2017-12-07 17:01 GMT+01:00 Tom Lane <tgl@xxxxxxxxxxxxx>:
=?UTF-8?Q?Ulf_Lohbr=C3=BCgge?= <ulf.lohbruegge@xxxxxxxxx> writes:
> I could reproduce part of the things I described earlier in this thread. A
> guy named Andriy Senyshyn mailed me after reading this thread here (he
> could somehow not join the mailing list) and observed a difference when
> issuing "SET ROLE" as user postgres and as a non-superuser.
This isn't particularly surprising in itself. When we know that the
session user is a superuser, SET ROLE just succeeds immediately.
Otherwise we have to determine whether the SET is allowed, ie, is
the session user a member of the specified role.

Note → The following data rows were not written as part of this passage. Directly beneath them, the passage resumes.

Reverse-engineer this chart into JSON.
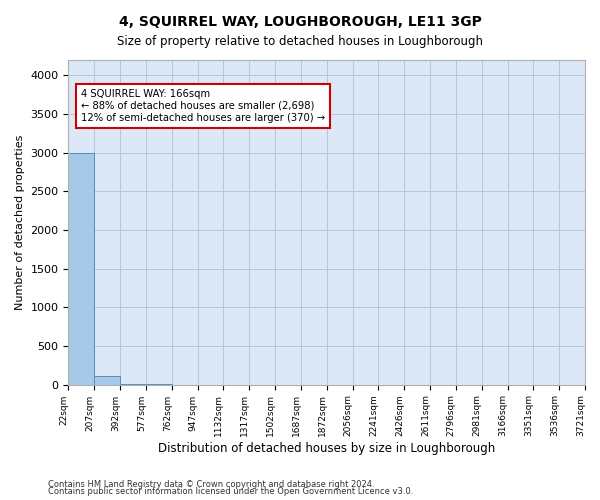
{
  "title": "4, SQUIRREL WAY, LOUGHBOROUGH, LE11 3GP",
  "subtitle": "Size of property relative to detached houses in Loughborough",
  "xlabel": "Distribution of detached houses by size in Loughborough",
  "ylabel": "Number of detached properties",
  "bar_values": [
    3000,
    110,
    5,
    2,
    1,
    1,
    0,
    0,
    0,
    0,
    0,
    0,
    0,
    0,
    0,
    0,
    0,
    0,
    0,
    0
  ],
  "bar_color": "#a8c8e8",
  "bar_edge_color": "#5090c0",
  "x_labels": [
    "22sqm",
    "207sqm",
    "392sqm",
    "577sqm",
    "762sqm",
    "947sqm",
    "1132sqm",
    "1317sqm",
    "1502sqm",
    "1687sqm",
    "1872sqm",
    "2056sqm",
    "2241sqm",
    "2426sqm",
    "2611sqm",
    "2796sqm",
    "2981sqm",
    "3166sqm",
    "3351sqm",
    "3536sqm",
    "3721sqm"
  ],
  "ylim": [
    0,
    4200
  ],
  "yticks": [
    0,
    500,
    1000,
    1500,
    2000,
    2500,
    3000,
    3500,
    4000
  ],
  "annotation_text": "4 SQUIRREL WAY: 166sqm\n← 88% of detached houses are smaller (2,698)\n12% of semi-detached houses are larger (370) →",
  "annotation_box_color": "#ffffff",
  "annotation_box_edge": "#cc0000",
  "bg_color": "#dce8f5",
  "footer_line1": "Contains HM Land Registry data © Crown copyright and database right 2024.",
  "footer_line2": "Contains public sector information licensed under the Open Government Licence v3.0."
}
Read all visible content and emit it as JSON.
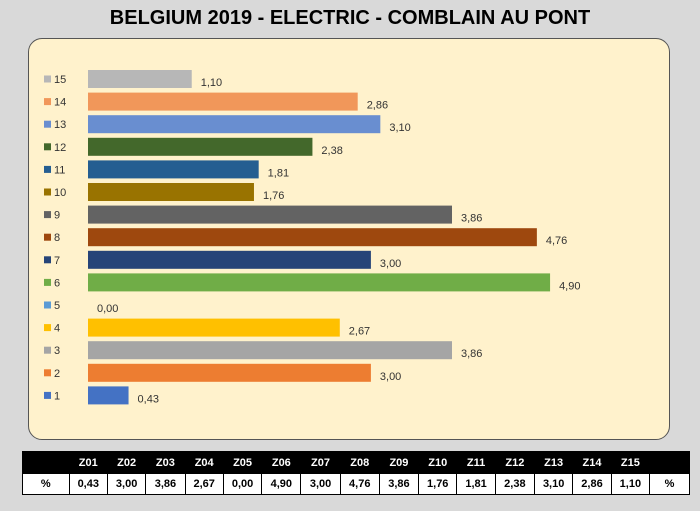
{
  "title": "BELGIUM 2019 - ELECTRIC - COMBLAIN AU PONT",
  "chart_data": {
    "type": "bar",
    "orientation": "horizontal",
    "title": "BELGIUM 2019 - ELECTRIC - COMBLAIN AU PONT",
    "categories": [
      "1",
      "2",
      "3",
      "4",
      "5",
      "6",
      "7",
      "8",
      "9",
      "10",
      "11",
      "12",
      "13",
      "14",
      "15"
    ],
    "values": [
      0.43,
      3.0,
      3.86,
      2.67,
      0.0,
      4.9,
      3.0,
      4.76,
      3.86,
      1.76,
      1.81,
      2.38,
      3.1,
      2.86,
      1.1
    ],
    "data_labels": [
      "0,43",
      "3,00",
      "3,86",
      "2,67",
      "0,00",
      "4,90",
      "3,00",
      "4,76",
      "3,86",
      "1,76",
      "1,81",
      "2,38",
      "3,10",
      "2,86",
      "1,10"
    ],
    "colors": [
      "#4472c4",
      "#ed7d31",
      "#a5a5a5",
      "#ffc000",
      "#5b9bd5",
      "#70ad47",
      "#264478",
      "#9e480e",
      "#636363",
      "#997300",
      "#255e91",
      "#43682b",
      "#698ed0",
      "#f1975a",
      "#b7b7b7"
    ],
    "xlim": [
      0,
      5.5
    ],
    "grid": false,
    "legend": "left"
  },
  "table": {
    "headers": [
      "",
      "Z01",
      "Z02",
      "Z03",
      "Z04",
      "Z05",
      "Z06",
      "Z07",
      "Z08",
      "Z09",
      "Z10",
      "Z11",
      "Z12",
      "Z13",
      "Z14",
      "Z15",
      ""
    ],
    "row": [
      "%",
      "0,43",
      "3,00",
      "3,86",
      "2,67",
      "0,00",
      "4,90",
      "3,00",
      "4,76",
      "3,86",
      "1,76",
      "1,81",
      "2,38",
      "3,10",
      "2,86",
      "1,10",
      "%"
    ]
  }
}
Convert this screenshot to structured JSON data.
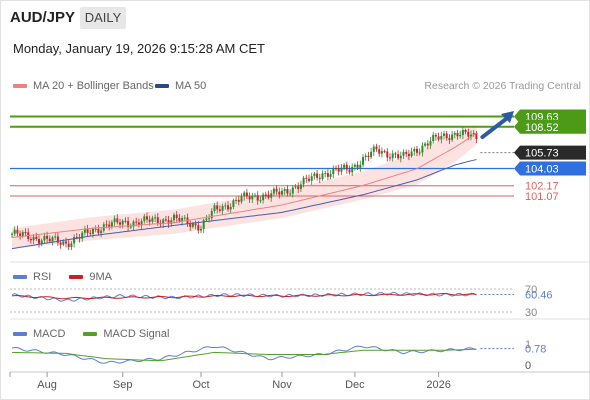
{
  "header": {
    "symbol": "AUD/JPY",
    "timeframe_button": "DAILY",
    "datetime": "Monday, January 19, 2026 9:15:28 AM CET"
  },
  "legend": {
    "ma20": "MA 20 + Bollinger Bands",
    "ma50": "MA 50",
    "credit": "Research © 2026 Trading Central"
  },
  "rsi_legend": {
    "rsi": "RSI",
    "ma": "9MA"
  },
  "macd_legend": {
    "macd": "MACD",
    "signal": "MACD Signal"
  },
  "colors": {
    "bull": "#2f8a2f",
    "bear": "#c0282d",
    "ma20": "#f08080",
    "band": "#fde2e2",
    "ma50": "#4a5ca8",
    "target": "#4c9a16",
    "pivot": "#2f6fe0",
    "support": "#e06060",
    "rsi": "#5a7fd6",
    "rsi_ma": "#cc2020",
    "macd": "#5a7fd6",
    "macd_signal": "#55a02a",
    "arrow": "#2c5aa0",
    "last": "#2a2a2a"
  },
  "chart_data": [
    {
      "type": "candlestick",
      "title": "AUD/JPY",
      "timeframe": "DAILY",
      "x_labels": [
        "Aug",
        "Sep",
        "Oct",
        "Nov",
        "Dec",
        "2026"
      ],
      "y_range": [
        94.5,
        111.4
      ],
      "series": [
        {
          "name": "MA 20 + Bollinger Bands",
          "points": [
            [
              0,
              96.6
            ],
            [
              30,
              97.6
            ],
            [
              60,
              98.2
            ],
            [
              100,
              100.1
            ],
            [
              130,
              102.2
            ],
            [
              150,
              104.0
            ],
            [
              164,
              106.3
            ],
            [
              172,
              107.8
            ]
          ]
        },
        {
          "name": "MA 50",
          "points": [
            [
              0,
              95.4
            ],
            [
              30,
              96.8
            ],
            [
              60,
              97.9
            ],
            [
              100,
              99.3
            ],
            [
              130,
              101.2
            ],
            [
              150,
              102.8
            ],
            [
              164,
              104.4
            ],
            [
              172,
              105.0
            ]
          ]
        }
      ],
      "bollinger": {
        "upper": [
          [
            0,
            97.6
          ],
          [
            30,
            98.8
          ],
          [
            60,
            99.6
          ],
          [
            100,
            101.6
          ],
          [
            130,
            103.7
          ],
          [
            150,
            105.8
          ],
          [
            164,
            107.8
          ],
          [
            172,
            108.6
          ]
        ],
        "lower": [
          [
            0,
            95.4
          ],
          [
            30,
            96.3
          ],
          [
            60,
            97.0
          ],
          [
            100,
            98.7
          ],
          [
            130,
            100.7
          ],
          [
            150,
            102.3
          ],
          [
            164,
            104.7
          ],
          [
            172,
            106.6
          ]
        ]
      },
      "closes_approx": [
        [
          0,
          97.0
        ],
        [
          20,
          96.0
        ],
        [
          35,
          98.0
        ],
        [
          60,
          98.6
        ],
        [
          70,
          97.8
        ],
        [
          75,
          99.5
        ],
        [
          85,
          100.8
        ],
        [
          100,
          101.4
        ],
        [
          115,
          103.5
        ],
        [
          125,
          104.0
        ],
        [
          135,
          106.0
        ],
        [
          145,
          105.2
        ],
        [
          155,
          107.0
        ],
        [
          165,
          107.9
        ],
        [
          172,
          107.3
        ]
      ],
      "levels": [
        {
          "label": "109.63",
          "value": 109.63,
          "style": "target"
        },
        {
          "label": "108.52",
          "value": 108.52,
          "style": "target"
        },
        {
          "label": "105.73",
          "value": 105.73,
          "style": "last"
        },
        {
          "label": "104.03",
          "value": 104.03,
          "style": "pivot"
        },
        {
          "label": "102.17",
          "value": 102.17,
          "style": "support"
        },
        {
          "label": "101.07",
          "value": 101.07,
          "style": "support"
        }
      ]
    },
    {
      "type": "line",
      "title": "RSI",
      "y_labels": [
        "70",
        "60.46",
        "30"
      ],
      "series": [
        {
          "name": "RSI",
          "points": [
            [
              0,
              60
            ],
            [
              20,
              50
            ],
            [
              40,
              58
            ],
            [
              60,
              55
            ],
            [
              80,
              60
            ],
            [
              100,
              58
            ],
            [
              120,
              60
            ],
            [
              140,
              62
            ],
            [
              160,
              60
            ],
            [
              172,
              60.46
            ]
          ]
        },
        {
          "name": "9MA",
          "points": [
            [
              0,
              58
            ],
            [
              20,
              54
            ],
            [
              40,
              55
            ],
            [
              60,
              56
            ],
            [
              80,
              58
            ],
            [
              100,
              58
            ],
            [
              120,
              59
            ],
            [
              140,
              60
            ],
            [
              160,
              61
            ],
            [
              172,
              60
            ]
          ]
        }
      ]
    },
    {
      "type": "line",
      "title": "MACD",
      "y_labels": [
        "1",
        "0.78",
        "0"
      ],
      "series": [
        {
          "name": "MACD",
          "points": [
            [
              0,
              0.8
            ],
            [
              20,
              0.5
            ],
            [
              35,
              0.1
            ],
            [
              55,
              0.3
            ],
            [
              75,
              0.9
            ],
            [
              95,
              0.3
            ],
            [
              115,
              0.5
            ],
            [
              130,
              0.9
            ],
            [
              145,
              0.6
            ],
            [
              160,
              0.7
            ],
            [
              172,
              0.78
            ]
          ]
        },
        {
          "name": "MACD Signal",
          "points": [
            [
              0,
              0.6
            ],
            [
              20,
              0.55
            ],
            [
              35,
              0.3
            ],
            [
              55,
              0.2
            ],
            [
              75,
              0.6
            ],
            [
              95,
              0.5
            ],
            [
              115,
              0.5
            ],
            [
              130,
              0.7
            ],
            [
              145,
              0.7
            ],
            [
              160,
              0.7
            ],
            [
              172,
              0.75
            ]
          ]
        }
      ]
    }
  ]
}
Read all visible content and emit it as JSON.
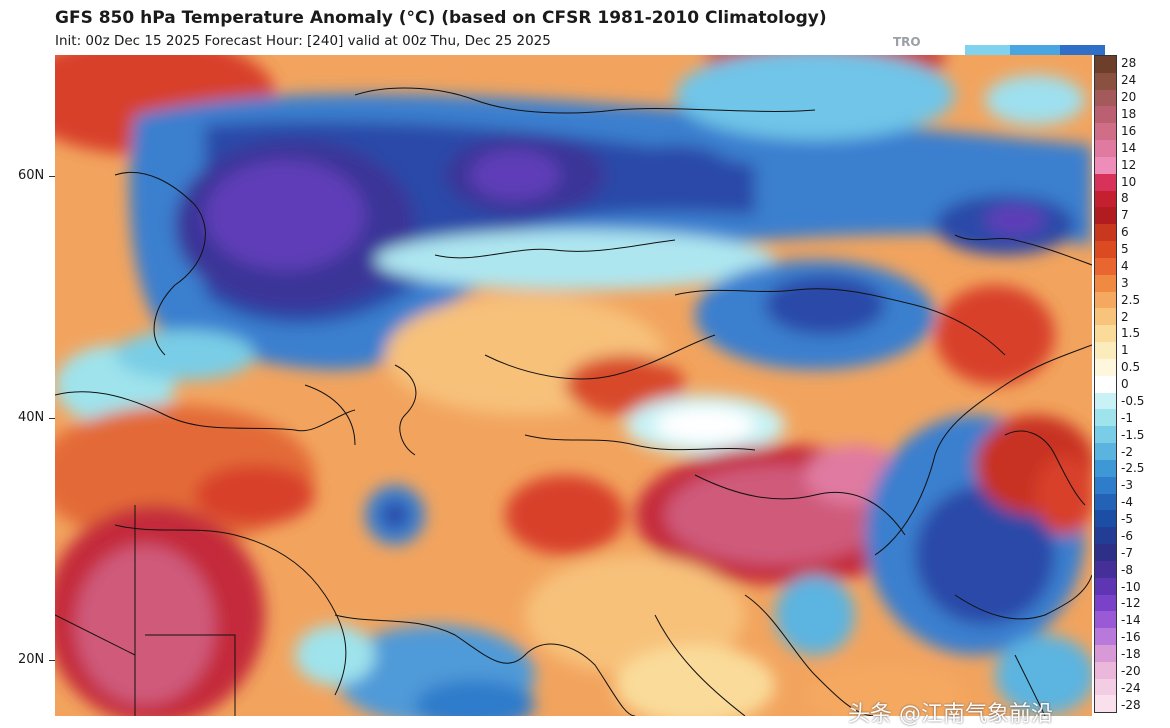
{
  "title": "GFS 850 hPa Temperature Anomaly (°C) (based on CFSR 1981-2010 Climatology)",
  "subtitle": "Init: 00z Dec 15 2025   Forecast Hour: [240]   valid at 00z Thu, Dec 25 2025",
  "logo_text": "TRO",
  "latitude_labels": [
    "60N",
    "40N",
    "20N"
  ],
  "colorbar": {
    "labels": [
      "28",
      "24",
      "20",
      "18",
      "16",
      "14",
      "12",
      "10",
      "8",
      "7",
      "6",
      "5",
      "4",
      "3",
      "2.5",
      "2",
      "1.5",
      "1",
      "0.5",
      "0",
      "-0.5",
      "-1",
      "-1.5",
      "-2",
      "-2.5",
      "-3",
      "-4",
      "-5",
      "-6",
      "-7",
      "-8",
      "-10",
      "-12",
      "-14",
      "-16",
      "-18",
      "-20",
      "-24",
      "-28"
    ],
    "colors": [
      "#6b3f2a",
      "#8a5040",
      "#a45a5a",
      "#bb6070",
      "#cf6e86",
      "#e07aa0",
      "#ee8cba",
      "#d8325a",
      "#c42030",
      "#b01c20",
      "#c8381e",
      "#dc4a22",
      "#ea6630",
      "#f08a42",
      "#f5a860",
      "#f8c47c",
      "#fadb9a",
      "#fcecbc",
      "#fef7de",
      "#ffffff",
      "#c8f2f5",
      "#9fe3ec",
      "#79cde6",
      "#5bb4e0",
      "#3f98d6",
      "#2f7ccb",
      "#2462b8",
      "#1d4ea6",
      "#233d94",
      "#2e3088",
      "#45309a",
      "#5e36b4",
      "#7a42c8",
      "#9a5ad6",
      "#b879da",
      "#d79ad6",
      "#ebb8dc",
      "#f3cde3",
      "#fae0ec"
    ]
  },
  "watermark": "头条 @江南气象前沿"
}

It looks like the first time such a question is asked within a session,
we build and cache a list of all the roles the session user is a member
of (directly or indirectly). That's what's taking the time here ---
apparently in your test case, the "admin" role is a member of a whole lot
of roles?
Yes, the user "admin" is member of more than 1k roles.
So this cache will not invalidate during the lifetime of the session unless a new role is added, I guess?
Is there any locking involved when this cache gets invalidated? Could this be a source for my earlier observed slow executions?